2010 Gabor medal and prize
Professor Pratibha L Gai
The University of York
For her pioneering development of atomic – resolution environmental transmission electron microscopy and its application to instrument manufacture and industrial processing.
Gai is a hands-on scientist distinguished for the pioneering development and application of environmental transmission electron microscopy (ETEM). ETEM allows direct observation of the actual course of gas-solid reactions on the atomic scale under controlled reaction conditions. Her outstanding successes, though stimulated in her earlier academic career in Oxford and now continuing in York, were largely achieved during her eighteen year employment at DuPont, USA.
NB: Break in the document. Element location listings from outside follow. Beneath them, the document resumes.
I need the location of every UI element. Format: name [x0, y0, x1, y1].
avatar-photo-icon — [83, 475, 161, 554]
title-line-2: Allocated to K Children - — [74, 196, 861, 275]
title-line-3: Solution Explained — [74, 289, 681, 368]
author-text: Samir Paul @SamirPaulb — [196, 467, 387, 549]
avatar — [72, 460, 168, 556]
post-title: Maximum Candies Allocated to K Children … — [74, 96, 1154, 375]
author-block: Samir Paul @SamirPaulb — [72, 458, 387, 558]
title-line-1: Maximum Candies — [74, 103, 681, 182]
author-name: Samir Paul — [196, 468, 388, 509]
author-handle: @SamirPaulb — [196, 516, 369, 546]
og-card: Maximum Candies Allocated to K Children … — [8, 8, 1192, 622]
The equipment she inspired is now utilized by manufacturers and numerous scientists world-wide with global sales so far of ten front-line instruments each costing about £5M. Major benefits have thus flowed to the electron microscope manufacturers FEI and JEOL with whom Gai collaborated closely over prototype design. Even more significant has been Gai’s own work with time-resolved, high resolution ETEM in direct observation of gas molecule reactions with solid surfaces often at high temperature and at pressures sufficient for meaningful results.
Her observations have unmasked the critical role of key atomic sites and defects in many gas-solid catalytic reactions such as their role in storing subsurface oxygen. She discovered a novel reaction mechanism in the vanadyl pyrophosphate oxides used in an industrial polymer production process. A particular commercial triumph resulting from the ETEM work has been DuPont’s development of a new “green” and more economical process for nanocoating of pigment particles to make them more photostable.
These pigments are used for strong polymers, coatings and other products by DuPont in UK as well as in the USA and the industrial impact has already led to financial benefits of over £50 million. Since her return to the UK, Gai has set up a leading Nanocentre at York where ETEM results on the next generation of biofuels are already emerging.